I guess the underlying issue with my argument is that we really have no idea how large the search space is for finding AGI, so applying something like Bayes theorem (which is basically my argument) tells you more about my priors than reality.
That said, we know that human AGI was a result of an optimisation process (natural selection), and we have rudimentary generic optimisers these days (deep neural nets), so you could argue we've narrowed the search space a lot since the days of symbolic/tree search AI.
That seems a pretty extreme position!
What's your definition of AGI ?
Testing whether an AI can play chess or solve Chollet's ARC problems, or some other set of narrow skills, doesn't prove generality. If you want to test for generality, then you either have to:
1) Have a huge and very broad test suite, covering as many diverse human-level skills as possible.
and/or,
2) Reductively understand what human intelligence is, and what combination of capabilities it provides, then test for all of those capabilities both individually and in combination.
As Chollet notes, a crucial part of any AGI test is solving novel problems that are not just templated versions (or shallow combinatins) of things the wanna-be AGI has been trained on, so for both of above tests this is key.
AGI can add 1+1 correctly, but an ability to do that is not a test for AGI.
"Absence of evidence is evidence of absence."
Presumably you would call this a simple logical fallacy for the same reason, but a little reflection would show that in many cases such a statement is true!
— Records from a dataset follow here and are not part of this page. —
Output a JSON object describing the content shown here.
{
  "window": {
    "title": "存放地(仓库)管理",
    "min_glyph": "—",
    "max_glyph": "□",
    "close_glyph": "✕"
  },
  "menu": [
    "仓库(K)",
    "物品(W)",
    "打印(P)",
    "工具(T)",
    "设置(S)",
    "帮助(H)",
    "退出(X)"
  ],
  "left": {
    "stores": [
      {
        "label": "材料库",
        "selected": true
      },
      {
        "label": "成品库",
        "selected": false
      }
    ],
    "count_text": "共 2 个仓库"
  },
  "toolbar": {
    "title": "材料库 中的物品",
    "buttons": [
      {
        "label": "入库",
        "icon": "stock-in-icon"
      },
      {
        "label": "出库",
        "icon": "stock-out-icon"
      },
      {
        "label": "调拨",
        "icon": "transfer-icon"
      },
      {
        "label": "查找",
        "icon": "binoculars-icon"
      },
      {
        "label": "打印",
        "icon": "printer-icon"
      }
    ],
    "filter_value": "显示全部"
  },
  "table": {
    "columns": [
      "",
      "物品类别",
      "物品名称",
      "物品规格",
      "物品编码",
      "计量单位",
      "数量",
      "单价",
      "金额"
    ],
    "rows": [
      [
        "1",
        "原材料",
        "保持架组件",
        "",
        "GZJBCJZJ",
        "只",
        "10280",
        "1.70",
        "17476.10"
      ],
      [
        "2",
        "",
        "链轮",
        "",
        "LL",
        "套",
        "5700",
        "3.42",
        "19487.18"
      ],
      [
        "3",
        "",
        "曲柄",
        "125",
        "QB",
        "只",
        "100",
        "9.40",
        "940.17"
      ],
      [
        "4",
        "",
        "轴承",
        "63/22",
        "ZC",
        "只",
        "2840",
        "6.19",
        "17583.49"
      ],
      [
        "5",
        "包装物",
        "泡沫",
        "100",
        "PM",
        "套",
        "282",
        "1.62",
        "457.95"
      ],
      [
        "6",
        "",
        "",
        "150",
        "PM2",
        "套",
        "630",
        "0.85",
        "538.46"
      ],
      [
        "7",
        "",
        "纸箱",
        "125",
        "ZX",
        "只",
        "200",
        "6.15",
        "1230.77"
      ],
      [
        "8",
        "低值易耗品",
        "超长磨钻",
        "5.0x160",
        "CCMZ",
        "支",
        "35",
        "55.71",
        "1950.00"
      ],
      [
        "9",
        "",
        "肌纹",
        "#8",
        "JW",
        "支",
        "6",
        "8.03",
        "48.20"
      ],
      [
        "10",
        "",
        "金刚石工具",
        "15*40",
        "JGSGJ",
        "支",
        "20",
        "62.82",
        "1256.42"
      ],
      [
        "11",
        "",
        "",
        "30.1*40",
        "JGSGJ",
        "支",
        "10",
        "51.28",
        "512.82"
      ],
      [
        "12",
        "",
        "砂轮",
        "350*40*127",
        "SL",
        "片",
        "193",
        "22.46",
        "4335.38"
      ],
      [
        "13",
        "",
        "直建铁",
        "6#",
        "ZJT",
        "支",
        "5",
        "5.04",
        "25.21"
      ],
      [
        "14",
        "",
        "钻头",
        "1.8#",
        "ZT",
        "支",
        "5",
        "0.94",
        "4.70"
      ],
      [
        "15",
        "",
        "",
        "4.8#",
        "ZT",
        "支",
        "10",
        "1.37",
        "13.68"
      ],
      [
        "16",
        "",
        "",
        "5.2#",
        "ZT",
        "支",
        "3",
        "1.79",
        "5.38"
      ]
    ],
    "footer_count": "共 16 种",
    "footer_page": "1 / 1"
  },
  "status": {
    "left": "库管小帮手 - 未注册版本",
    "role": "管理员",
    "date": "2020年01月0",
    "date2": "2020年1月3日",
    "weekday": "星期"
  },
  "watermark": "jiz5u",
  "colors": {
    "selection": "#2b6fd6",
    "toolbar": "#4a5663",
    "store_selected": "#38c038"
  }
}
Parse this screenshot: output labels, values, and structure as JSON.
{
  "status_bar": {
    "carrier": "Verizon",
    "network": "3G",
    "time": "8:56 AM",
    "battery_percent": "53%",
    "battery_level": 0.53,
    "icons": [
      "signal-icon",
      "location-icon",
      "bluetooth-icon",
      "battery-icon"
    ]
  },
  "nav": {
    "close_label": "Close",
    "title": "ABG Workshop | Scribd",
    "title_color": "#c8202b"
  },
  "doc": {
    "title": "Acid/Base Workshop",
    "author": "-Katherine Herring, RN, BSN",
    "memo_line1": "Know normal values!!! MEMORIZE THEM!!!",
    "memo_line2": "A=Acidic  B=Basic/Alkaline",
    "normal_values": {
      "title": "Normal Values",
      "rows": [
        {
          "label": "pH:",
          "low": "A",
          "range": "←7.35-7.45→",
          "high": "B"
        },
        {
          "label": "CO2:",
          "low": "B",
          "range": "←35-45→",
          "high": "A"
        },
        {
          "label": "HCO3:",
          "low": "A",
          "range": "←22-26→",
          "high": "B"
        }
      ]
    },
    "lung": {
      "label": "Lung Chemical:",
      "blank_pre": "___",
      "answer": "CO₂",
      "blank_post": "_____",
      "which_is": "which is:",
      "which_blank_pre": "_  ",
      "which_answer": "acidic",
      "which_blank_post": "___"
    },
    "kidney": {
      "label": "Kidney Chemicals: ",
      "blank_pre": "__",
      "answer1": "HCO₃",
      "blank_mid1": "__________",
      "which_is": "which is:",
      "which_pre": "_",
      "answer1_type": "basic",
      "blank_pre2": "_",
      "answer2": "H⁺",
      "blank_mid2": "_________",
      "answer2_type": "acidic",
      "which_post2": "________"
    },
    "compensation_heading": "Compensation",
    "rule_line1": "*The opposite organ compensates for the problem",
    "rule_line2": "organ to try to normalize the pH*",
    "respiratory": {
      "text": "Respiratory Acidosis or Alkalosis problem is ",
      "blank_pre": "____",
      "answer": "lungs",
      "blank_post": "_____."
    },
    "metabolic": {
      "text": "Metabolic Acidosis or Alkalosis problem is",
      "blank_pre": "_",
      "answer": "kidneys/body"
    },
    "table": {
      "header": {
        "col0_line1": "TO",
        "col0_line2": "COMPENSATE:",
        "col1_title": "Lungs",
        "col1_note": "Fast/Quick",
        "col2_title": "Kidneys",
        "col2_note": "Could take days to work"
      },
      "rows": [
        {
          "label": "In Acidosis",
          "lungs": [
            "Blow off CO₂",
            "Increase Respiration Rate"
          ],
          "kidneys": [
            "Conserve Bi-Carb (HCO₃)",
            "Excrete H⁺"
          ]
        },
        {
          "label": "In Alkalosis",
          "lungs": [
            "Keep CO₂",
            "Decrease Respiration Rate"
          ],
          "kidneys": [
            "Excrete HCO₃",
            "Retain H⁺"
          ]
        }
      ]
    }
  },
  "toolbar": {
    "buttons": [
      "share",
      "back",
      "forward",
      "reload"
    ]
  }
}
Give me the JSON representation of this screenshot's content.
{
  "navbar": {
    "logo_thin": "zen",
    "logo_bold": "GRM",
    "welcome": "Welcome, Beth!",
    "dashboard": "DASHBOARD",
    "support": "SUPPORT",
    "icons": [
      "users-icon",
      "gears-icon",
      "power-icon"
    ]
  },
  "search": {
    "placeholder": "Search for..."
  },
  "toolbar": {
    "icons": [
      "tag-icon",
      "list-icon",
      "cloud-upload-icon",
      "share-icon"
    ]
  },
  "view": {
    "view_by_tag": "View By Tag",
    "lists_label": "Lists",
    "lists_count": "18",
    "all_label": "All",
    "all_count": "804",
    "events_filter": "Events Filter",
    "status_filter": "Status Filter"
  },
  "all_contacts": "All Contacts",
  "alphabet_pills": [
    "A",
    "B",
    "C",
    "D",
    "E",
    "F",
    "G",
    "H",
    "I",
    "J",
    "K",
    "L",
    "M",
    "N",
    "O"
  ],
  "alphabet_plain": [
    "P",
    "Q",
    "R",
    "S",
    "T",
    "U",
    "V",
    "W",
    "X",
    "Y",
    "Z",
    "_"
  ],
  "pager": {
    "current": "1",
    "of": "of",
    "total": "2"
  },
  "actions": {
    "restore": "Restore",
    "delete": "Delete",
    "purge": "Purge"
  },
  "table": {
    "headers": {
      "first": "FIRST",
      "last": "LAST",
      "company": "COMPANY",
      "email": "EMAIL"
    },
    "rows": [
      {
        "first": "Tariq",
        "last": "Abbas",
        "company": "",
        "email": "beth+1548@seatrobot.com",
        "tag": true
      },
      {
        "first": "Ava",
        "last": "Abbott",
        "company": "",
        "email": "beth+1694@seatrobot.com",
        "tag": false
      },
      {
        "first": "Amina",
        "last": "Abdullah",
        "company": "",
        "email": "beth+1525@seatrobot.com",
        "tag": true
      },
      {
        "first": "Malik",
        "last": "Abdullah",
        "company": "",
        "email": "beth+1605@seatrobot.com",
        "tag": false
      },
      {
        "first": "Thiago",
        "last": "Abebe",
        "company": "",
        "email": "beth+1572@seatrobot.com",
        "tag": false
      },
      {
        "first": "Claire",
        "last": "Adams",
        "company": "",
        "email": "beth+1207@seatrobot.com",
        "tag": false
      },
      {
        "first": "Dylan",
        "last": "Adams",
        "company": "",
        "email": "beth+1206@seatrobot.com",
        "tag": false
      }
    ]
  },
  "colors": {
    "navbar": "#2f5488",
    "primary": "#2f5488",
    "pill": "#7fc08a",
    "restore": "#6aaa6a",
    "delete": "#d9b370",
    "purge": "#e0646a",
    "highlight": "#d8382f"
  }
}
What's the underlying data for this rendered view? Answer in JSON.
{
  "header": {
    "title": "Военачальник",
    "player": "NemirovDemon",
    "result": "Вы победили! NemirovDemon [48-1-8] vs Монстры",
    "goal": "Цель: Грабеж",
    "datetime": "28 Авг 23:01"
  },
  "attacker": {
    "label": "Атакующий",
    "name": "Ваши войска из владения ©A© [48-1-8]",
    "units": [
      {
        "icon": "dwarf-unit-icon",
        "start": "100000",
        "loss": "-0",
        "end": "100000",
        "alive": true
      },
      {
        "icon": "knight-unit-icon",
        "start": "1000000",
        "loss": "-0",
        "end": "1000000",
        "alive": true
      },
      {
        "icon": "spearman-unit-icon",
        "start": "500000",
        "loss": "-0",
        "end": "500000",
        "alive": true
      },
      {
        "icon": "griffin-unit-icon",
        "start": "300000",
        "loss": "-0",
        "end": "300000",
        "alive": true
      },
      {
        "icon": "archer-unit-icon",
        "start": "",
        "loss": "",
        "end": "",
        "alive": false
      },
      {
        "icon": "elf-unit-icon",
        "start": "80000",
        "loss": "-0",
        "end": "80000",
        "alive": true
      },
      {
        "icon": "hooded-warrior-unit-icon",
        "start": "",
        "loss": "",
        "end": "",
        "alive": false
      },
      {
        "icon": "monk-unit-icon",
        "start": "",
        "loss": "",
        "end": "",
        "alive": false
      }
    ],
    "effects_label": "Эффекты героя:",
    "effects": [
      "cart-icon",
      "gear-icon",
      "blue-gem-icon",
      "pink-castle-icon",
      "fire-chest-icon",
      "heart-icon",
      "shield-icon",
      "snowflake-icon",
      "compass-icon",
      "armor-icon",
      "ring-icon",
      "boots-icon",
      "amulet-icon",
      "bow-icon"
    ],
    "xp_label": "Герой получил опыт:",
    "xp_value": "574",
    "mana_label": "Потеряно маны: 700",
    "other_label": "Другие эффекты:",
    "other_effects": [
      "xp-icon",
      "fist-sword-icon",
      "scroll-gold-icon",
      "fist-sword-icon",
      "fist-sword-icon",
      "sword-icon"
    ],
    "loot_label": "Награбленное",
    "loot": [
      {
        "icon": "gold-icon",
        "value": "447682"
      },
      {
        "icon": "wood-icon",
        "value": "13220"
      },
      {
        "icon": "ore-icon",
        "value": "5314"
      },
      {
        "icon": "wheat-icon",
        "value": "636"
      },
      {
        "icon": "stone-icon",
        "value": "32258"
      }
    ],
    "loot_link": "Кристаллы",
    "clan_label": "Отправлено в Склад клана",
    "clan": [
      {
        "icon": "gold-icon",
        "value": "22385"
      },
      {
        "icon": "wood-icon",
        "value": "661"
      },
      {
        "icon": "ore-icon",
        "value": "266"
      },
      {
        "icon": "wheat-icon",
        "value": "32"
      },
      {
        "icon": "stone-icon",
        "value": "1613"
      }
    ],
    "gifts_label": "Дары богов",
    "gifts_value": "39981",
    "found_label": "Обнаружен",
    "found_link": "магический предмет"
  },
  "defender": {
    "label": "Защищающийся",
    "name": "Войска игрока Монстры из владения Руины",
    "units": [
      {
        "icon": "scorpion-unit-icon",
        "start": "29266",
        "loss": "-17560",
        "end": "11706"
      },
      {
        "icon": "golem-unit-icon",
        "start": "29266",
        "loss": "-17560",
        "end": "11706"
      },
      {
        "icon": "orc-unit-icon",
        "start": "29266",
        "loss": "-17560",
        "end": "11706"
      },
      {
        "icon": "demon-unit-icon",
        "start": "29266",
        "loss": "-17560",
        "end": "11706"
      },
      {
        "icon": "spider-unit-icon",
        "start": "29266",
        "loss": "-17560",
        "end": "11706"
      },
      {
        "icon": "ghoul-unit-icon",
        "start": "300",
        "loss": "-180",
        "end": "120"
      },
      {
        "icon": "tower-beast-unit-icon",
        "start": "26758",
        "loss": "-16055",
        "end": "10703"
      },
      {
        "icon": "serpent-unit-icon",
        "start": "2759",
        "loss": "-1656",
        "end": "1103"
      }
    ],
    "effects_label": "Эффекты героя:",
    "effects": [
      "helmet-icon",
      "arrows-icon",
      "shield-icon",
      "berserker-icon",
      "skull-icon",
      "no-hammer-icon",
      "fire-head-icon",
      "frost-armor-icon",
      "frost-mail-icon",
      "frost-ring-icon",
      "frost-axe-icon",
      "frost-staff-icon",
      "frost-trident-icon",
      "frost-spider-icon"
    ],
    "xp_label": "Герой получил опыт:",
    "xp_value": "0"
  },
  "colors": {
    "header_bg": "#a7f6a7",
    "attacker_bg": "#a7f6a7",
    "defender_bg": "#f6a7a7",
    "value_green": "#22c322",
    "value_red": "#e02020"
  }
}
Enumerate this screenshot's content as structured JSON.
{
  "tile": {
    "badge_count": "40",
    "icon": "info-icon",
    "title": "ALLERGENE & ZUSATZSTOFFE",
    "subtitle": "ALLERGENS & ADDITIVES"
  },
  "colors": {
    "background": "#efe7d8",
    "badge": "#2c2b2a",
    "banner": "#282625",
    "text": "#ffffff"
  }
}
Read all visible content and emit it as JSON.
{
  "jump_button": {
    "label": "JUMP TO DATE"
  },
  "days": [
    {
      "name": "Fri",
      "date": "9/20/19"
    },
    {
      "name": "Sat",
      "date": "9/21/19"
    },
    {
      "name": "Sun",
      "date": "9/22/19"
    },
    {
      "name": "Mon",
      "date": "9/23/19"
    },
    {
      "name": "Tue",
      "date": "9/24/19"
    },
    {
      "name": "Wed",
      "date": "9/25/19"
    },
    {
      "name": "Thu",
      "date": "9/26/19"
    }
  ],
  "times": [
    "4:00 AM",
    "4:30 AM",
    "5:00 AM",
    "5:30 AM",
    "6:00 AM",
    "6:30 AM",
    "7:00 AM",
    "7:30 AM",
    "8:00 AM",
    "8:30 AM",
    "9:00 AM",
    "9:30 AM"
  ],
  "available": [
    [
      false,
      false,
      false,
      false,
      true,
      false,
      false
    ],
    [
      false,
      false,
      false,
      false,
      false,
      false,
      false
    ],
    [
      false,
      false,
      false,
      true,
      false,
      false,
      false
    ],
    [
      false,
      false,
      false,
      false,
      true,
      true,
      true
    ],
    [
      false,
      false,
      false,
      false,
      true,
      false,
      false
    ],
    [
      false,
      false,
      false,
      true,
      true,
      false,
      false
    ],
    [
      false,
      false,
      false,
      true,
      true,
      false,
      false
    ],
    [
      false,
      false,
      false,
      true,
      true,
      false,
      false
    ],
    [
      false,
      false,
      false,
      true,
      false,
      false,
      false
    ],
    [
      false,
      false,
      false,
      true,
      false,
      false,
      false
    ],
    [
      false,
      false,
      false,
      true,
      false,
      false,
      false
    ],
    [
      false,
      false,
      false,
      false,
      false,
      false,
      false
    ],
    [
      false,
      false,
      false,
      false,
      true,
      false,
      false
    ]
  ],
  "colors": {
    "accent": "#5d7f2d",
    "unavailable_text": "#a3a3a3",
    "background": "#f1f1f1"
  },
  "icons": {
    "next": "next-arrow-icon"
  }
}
It depends on context, in this case your estimate of how well your search covered the possible search space.
Evidence is a continuous variable - things can be weak evidence, strong evidence... There's a whole spectrum. I just take issue with statements like "X is zero evidence of Y" because often you can do a lot better than that with the information at hand.
So, just because a human can't do something, or struggles to do it, doesn't mean that the task requires a huge IQ or generality - it may just require a lot of compute/memory, such as DeepBlue playing chess.
In the case in point of these ARC puzzles, they are easy for a human, so "absense of evidence" doesn't even apply, and it's worth noting that one could also brute force solve them by trying all applicable solution techniques (as indicated by the examples and challenge description) in combinatorial fashion, or just (as Chollet notes) generate a massive training set and train an LLM on it, and solve them via recall rather than active inference, which again proves nothing about AGI.
The point of the ARC challenge is to encourage advances in active inference (i.e. reasoning/problem solving), which is what LLMs lack. It's HOW you solve them that matters if you want to show general intelligence. Even in the realm of static inference, which is what they are built for, LLMs are really closer to DeepBlue than something intelligent - they brute force extract the training set rules using gradient descent. The interesting thing is that they have any learning ability at all (in-context learning) at inference time, but it's clearly no match for a human and they are also architecturally missing all the machinery such as working memory and looping/iteration to perform any meaningful try/fail/backtrack/try-again (while learning the whole time) active inference.
It'll be interesting to see to what extent pre-trained transformers can be combined with other components (maybe some sort of DeepBlue/AlphaGo MCTS?) to get closer towards human-level problem solving ability, but IMO it's really the wrong architecture. We need to stop using gradient descent and find a learning algorithm that can be used at inference time too.
But in general I agree about active inference. Clearly there is something missing there.
Doing alpha-go style MCTS would be interesting but how would you approach training the policy and value net? It's not like we can take snapshots of people's thought processes as they read text in the same way you can perform arbitrary rollouts of your game engine.